Le roman révèle ce qui est caché à la vue de tous, comme le mauvais œil gauche de Saleh dont les problèmes deviennent plus aigus lorsqu'il côtoie les morts et les mourants et qu'il est même capable de voir un halo apparaître au-dessus d'eux juste avant leur mort. Ce livre nous montre plus d'un point de vue, comme en témoigne le fait que l'œil gauche et l'œil droit du protagoniste sont aussi différents "que la lune et le soleil". Il pose la question de savoir "dans combien de mondes une personne peut vivre sans se perdre complètement" et si se perdre complètement est en fait quelque chose de satisfaisant, comme le martyre pour ceux qui le recherchent.

Out of Mesopotamia commente la guerre et les implications des médias sociaux en son sein.

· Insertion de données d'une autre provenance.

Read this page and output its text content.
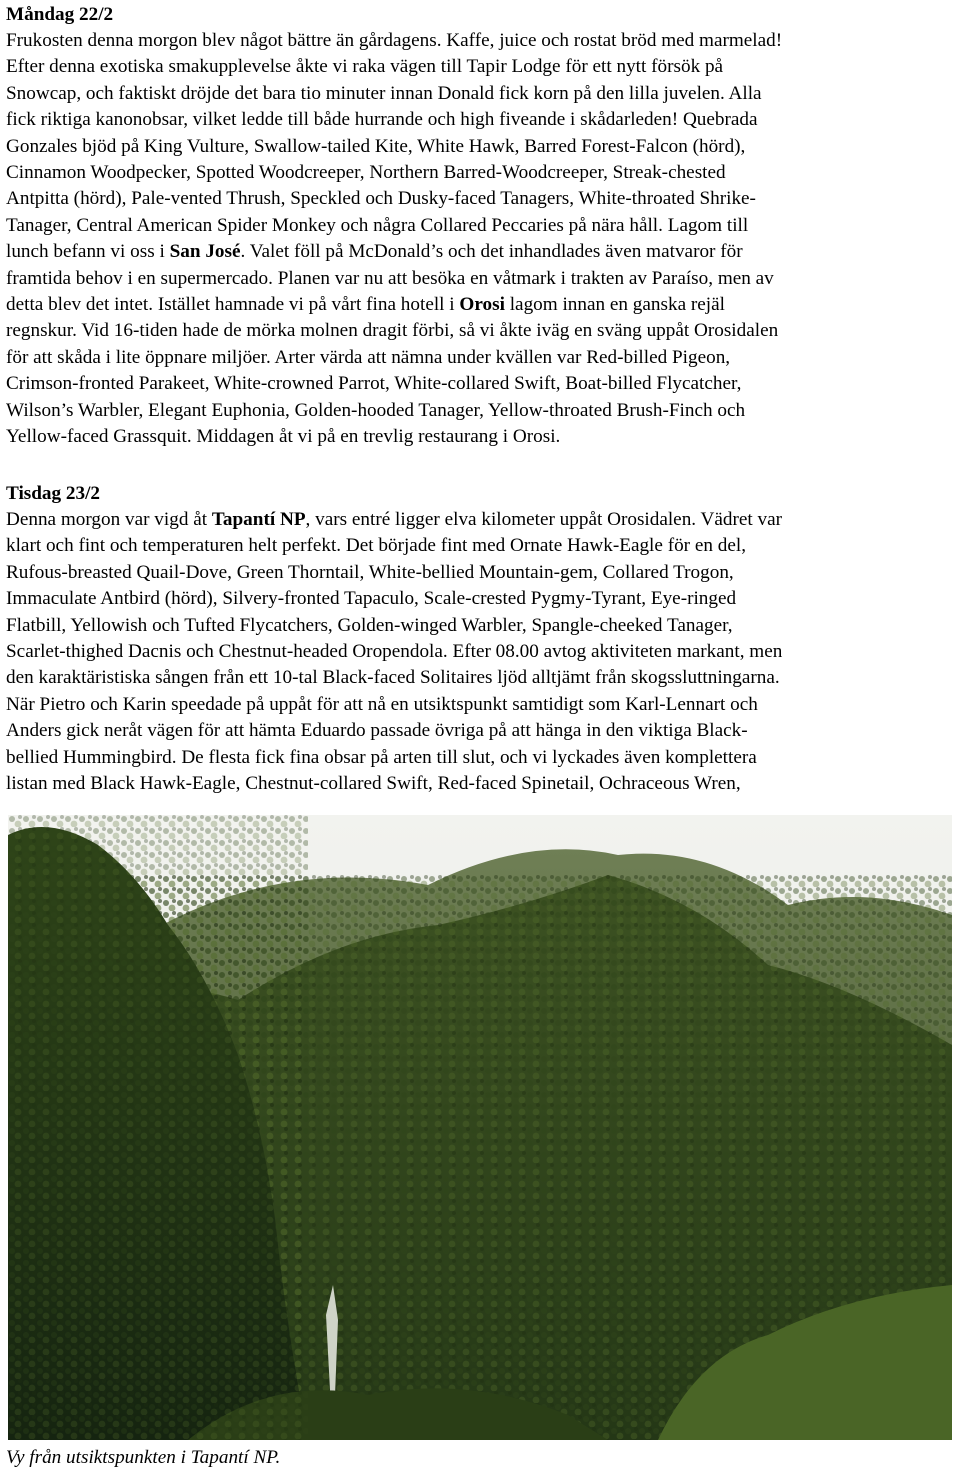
Måndag 22/2
Frukosten denna morgon blev något bättre än gårdagens. Kaffe, juice och rostat bröd med marmelad!
Efter denna exotiska smakupplevelse åkte vi raka vägen till Tapir Lodge för ett nytt försök på
Snowcap, och faktiskt dröjde det bara tio minuter innan Donald fick korn på den lilla juvelen. Alla
fick riktiga kanonobsar, vilket ledde till både hurrande och high fiveande i skådarleden! Quebrada
Gonzales bjöd på King Vulture, Swallow-tailed Kite, White Hawk, Barred Forest-Falcon (hörd),
Cinnamon Woodpecker, Spotted Woodcreeper, Northern Barred-Woodcreeper, Streak-chested
Antpitta (hörd), Pale-vented Thrush, Speckled och Dusky-faced Tanagers, White-throated Shrike-
Tanager, Central American Spider Monkey och några Collared Peccaries på nära håll. Lagom till
lunch befann vi oss i San José. Valet föll på McDonald’s och det inhandlades även matvaror för
framtida behov i en supermercado. Planen var nu att besöka en våtmark i trakten av Paraíso, men av
detta blev det intet. Istället hamnade vi på vårt fina hotell i Orosi lagom innan en ganska rejäl
regnskur. Vid 16-tiden hade de mörka molnen dragit förbi, så vi åkte iväg en sväng uppåt Orosidalen
för att skåda i lite öppnare miljöer. Arter värda att nämna under kvällen var Red-billed Pigeon,
Crimson-fronted Parakeet, White-crowned Parrot, White-collared Swift, Boat-billed Flycatcher,
Wilson’s Warbler, Elegant Euphonia, Golden-hooded Tanager, Yellow-throated Brush-Finch och
Yellow-faced Grassquit. Middagen åt vi på en trevlig restaurang i Orosi.
Tisdag 23/2
Denna morgon var vigd åt Tapantí NP, vars entré ligger elva kilometer uppåt Orosidalen. Vädret var
klart och fint och temperaturen helt perfekt. Det började fint med Ornate Hawk-Eagle för en del,
Rufous-breasted Quail-Dove, Green Thorntail, White-bellied Mountain-gem, Collared Trogon,
Immaculate Antbird (hörd), Silvery-fronted Tapaculo, Scale-crested Pygmy-Tyrant, Eye-ringed
Flatbill, Yellowish och Tufted Flycatchers, Golden-winged Warbler, Spangle-cheeked Tanager,
Scarlet-thighed Dacnis och Chestnut-headed Oropendola. Efter 08.00 avtog aktiviteten markant, men
den karaktäristiska sången från ett 10-tal Black-faced Solitaires ljöd alltjämt från skogssluttningarna.
När Pietro och Karin speedade på uppåt för att nå en utsiktspunkt samtidigt som Karl-Lennart och
Anders gick neråt vägen för att hämta Eduardo passade övriga på att hänga in den viktiga Black-
bellied Hummingbird. De flesta fick fina obsar på arten till slut, och vi lyckades även komplettera
listan med Black Hawk-Eagle, Chestnut-collared Swift, Red-faced Spinetail, Ochraceous Wren,
Vy från utsiktspunkten i Tapantí NP.
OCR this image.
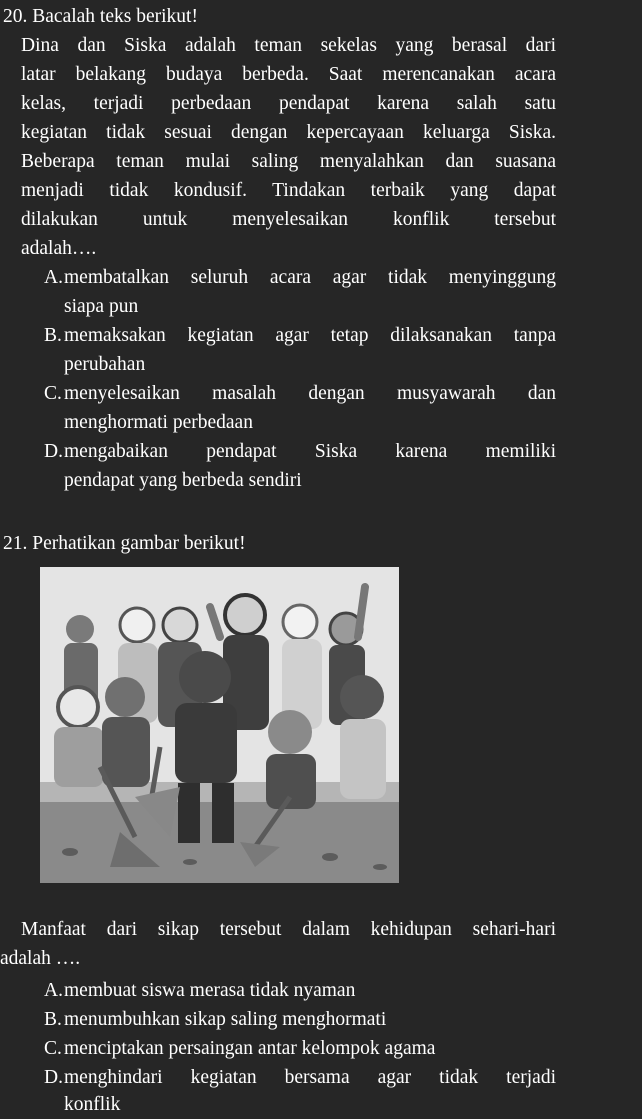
20. Bacalah teks berikut!
Dina dan Siska adalah teman sekelas yang berasal dari
latar belakang budaya berbeda. Saat merencanakan acara
kelas, terjadi perbedaan pendapat karena salah satu
kegiatan tidak sesuai dengan kepercayaan keluarga Siska.
Beberapa teman mulai saling menyalahkan dan suasana
menjadi tidak kondusif. Tindakan terbaik yang dapat
dilakukan untuk menyelesaikan konflik tersebut
adalah….
A. membatalkan seluruh acara agar tidak menyinggung
siapa pun
B. memaksakan kegiatan agar tetap dilaksanakan tanpa
perubahan
C. menyelesaikan masalah dengan musyawarah dan
menghormati perbedaan
D. mengabaikan pendapat Siska karena memiliki
pendapat yang berbeda sendiri
21. Perhatikan gambar berikut!
Manfaat dari sikap tersebut dalam kehidupan sehari-hari
adalah ….
A. membuat siswa merasa tidak nyaman
B. menumbuhkan sikap saling menghormati
C. menciptakan persaingan antar kelompok agama
D. menghindari kegiatan bersama agar tidak terjadi
konflik
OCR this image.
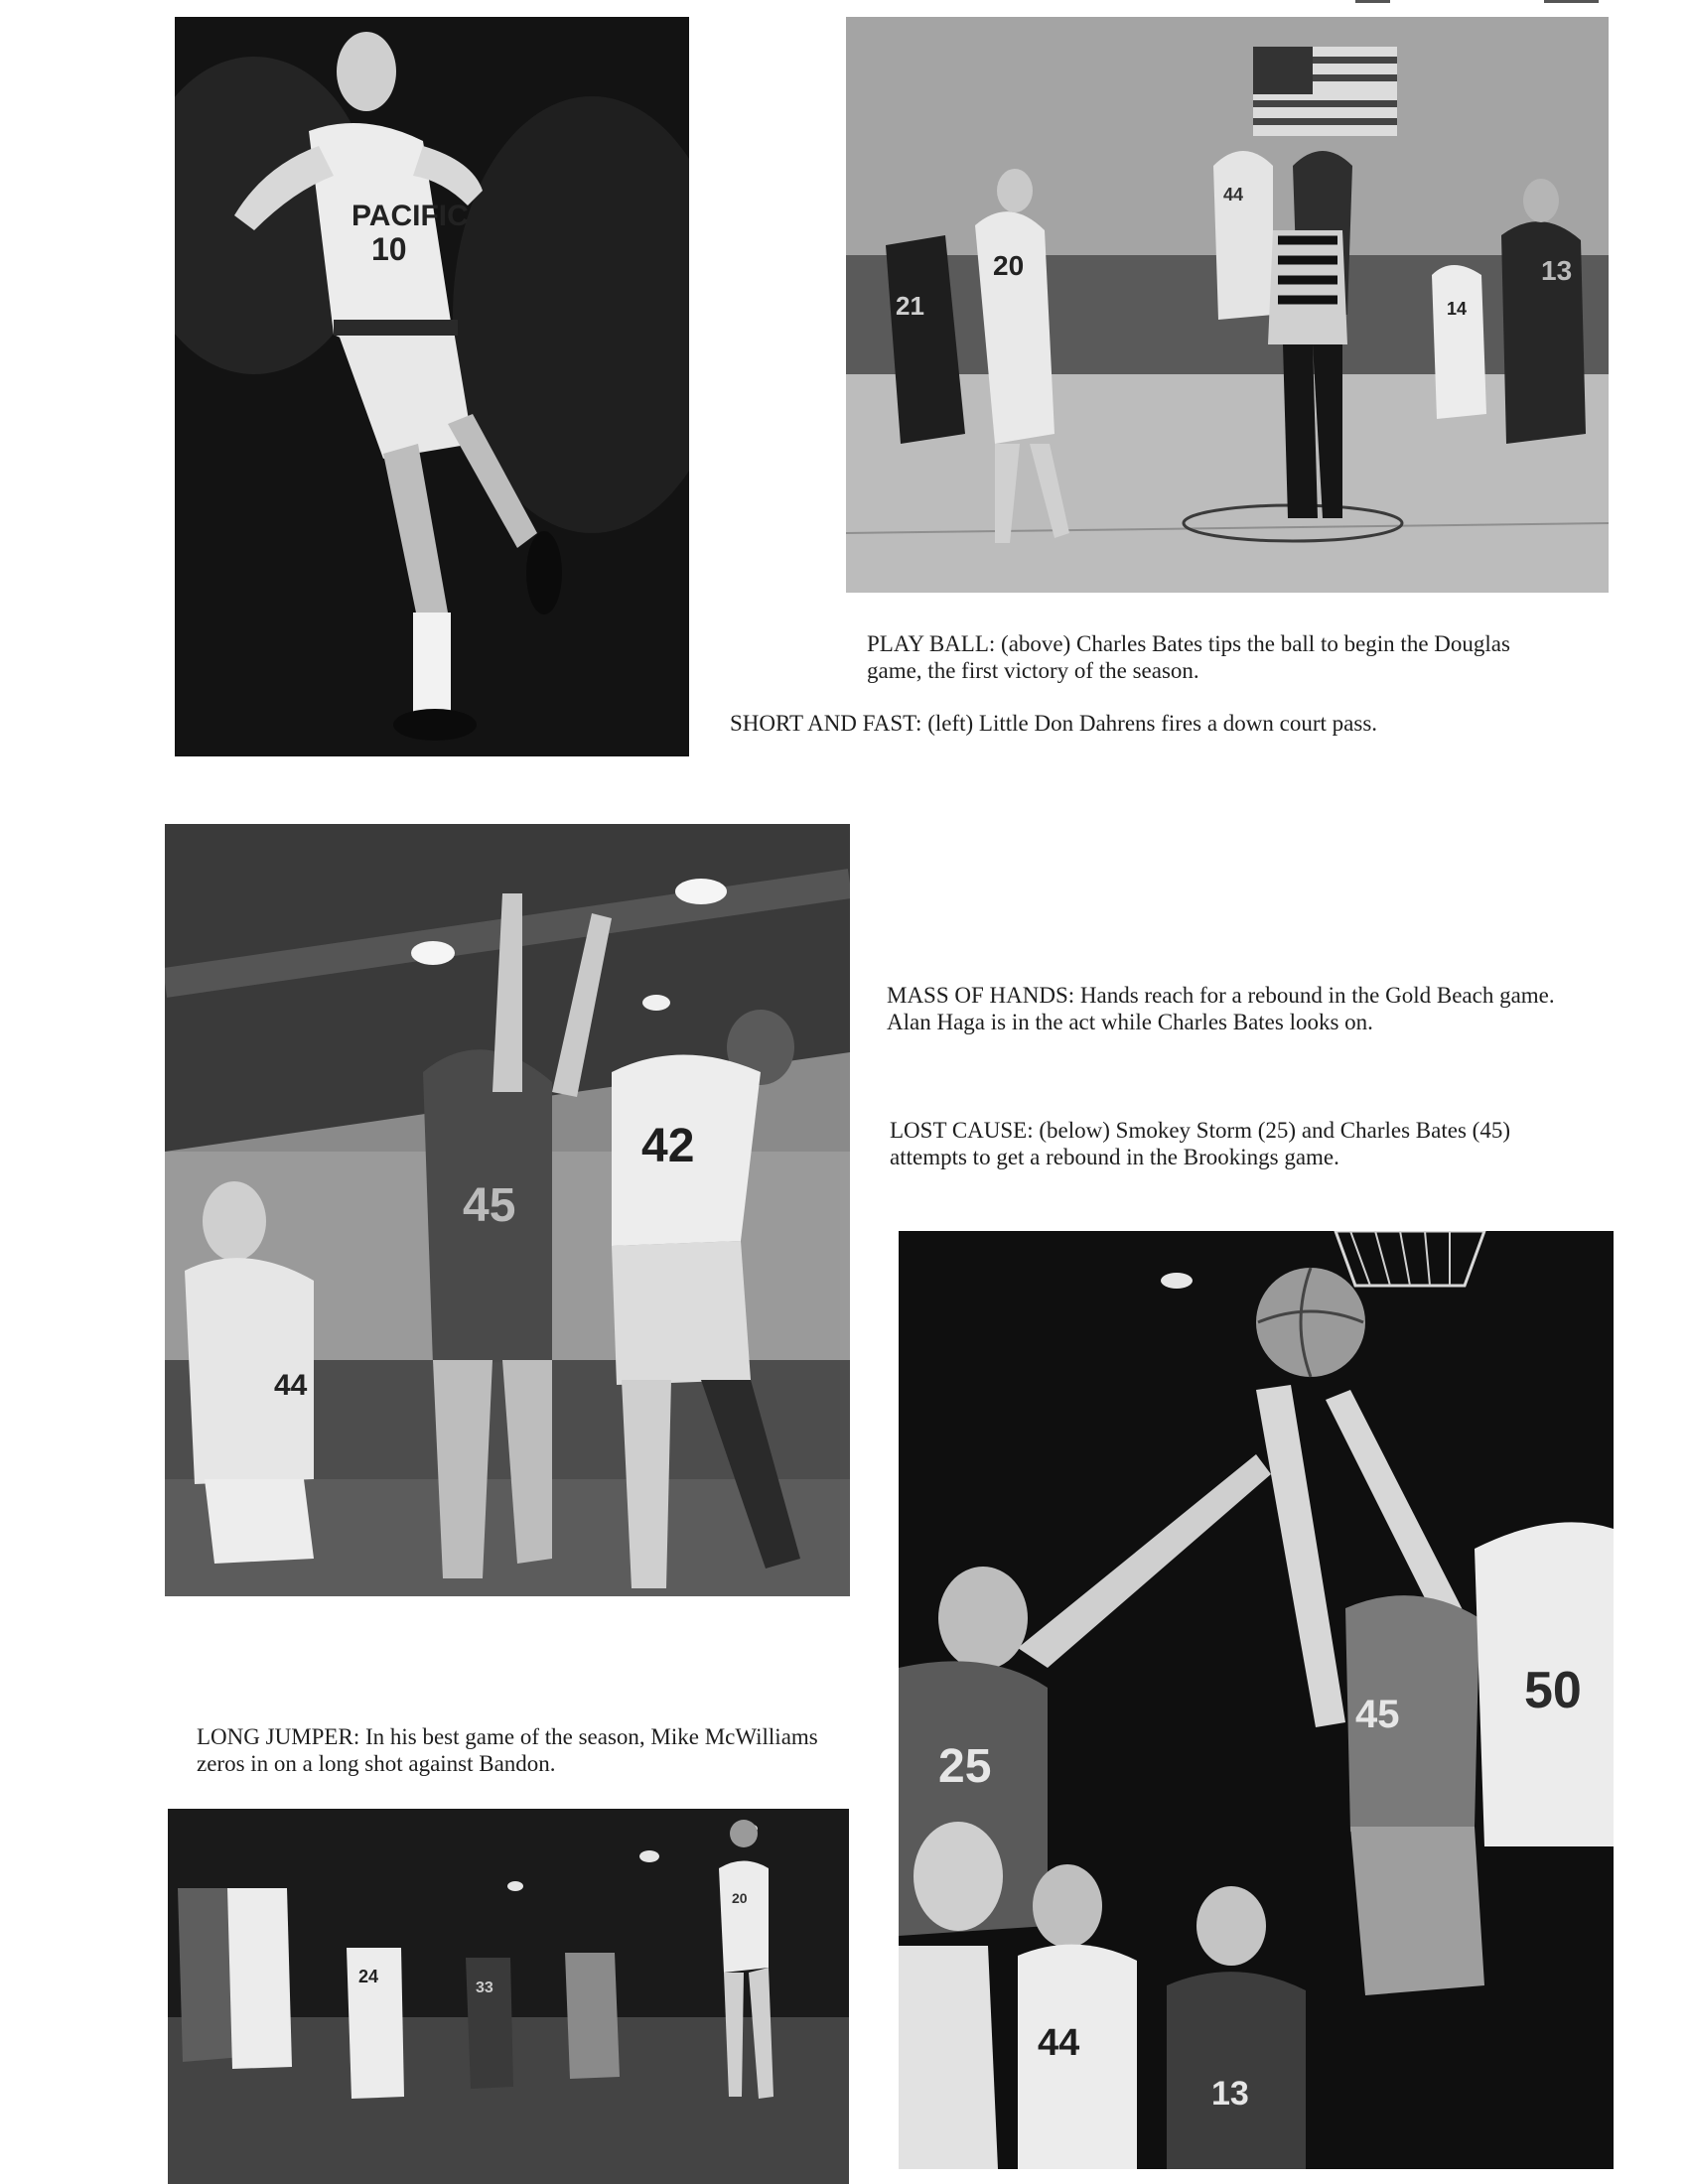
PACIFIC
10
21
20
44
14
13

PLAY BALL: (above) Charles Bates tips the ball to begin the Douglas game, the first victory of the season.

SHORT AND FAST: (left) Little Don Dahrens fires a down court pass.

42
45
44

MASS OF HANDS: Hands reach for a rebound in the Gold Beach game. Alan Haga is in the act while Charles Bates looks on.

LOST CAUSE: (below) Smokey Storm (25) and Charles Bates (45) attempts to get a rebound in the Brookings game.

25
45 50
44
13

LONG JUMPER: In his best game of the season, Mike McWilliams zeros in on a long shot against Bandon.

24
33
20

Comme l'a dit Abdoh, "je voulais saisir l'étrangeté du combat au XXIe siècle et des médias sociaux, le fait de pouvoir participer à une bataille tout en étant à Téhéran en train de siroter un café quelques heures plus tard". Il écrit que des soldats prennent "des photos d'eux-mêmes cinq minutes avant de mourir. Puis, trois minutes avant de mourir - si la chance et la largeur de bande étaient avec eux - leur sourire faisait le tour d'Internet, les immortalisant juste au moment où ils étaient sur le point de quitter le monde."

Si vous prêtez attention au sous-texte, ce livre est une révélation et vous en dira long sur l'état du monde et de la région. Il vous frappera durement au cœur et vous guérira en même temps, comme le fait souvent le bon art. Out of Mesopotamia produit presque une expérience de lecture hors du corps, car il transporte le lecteur dans les zones de guerre que l'auteur a visitées, tout en capturant la beauté et l'étrangeté inhérentes à la guerre et à l'art.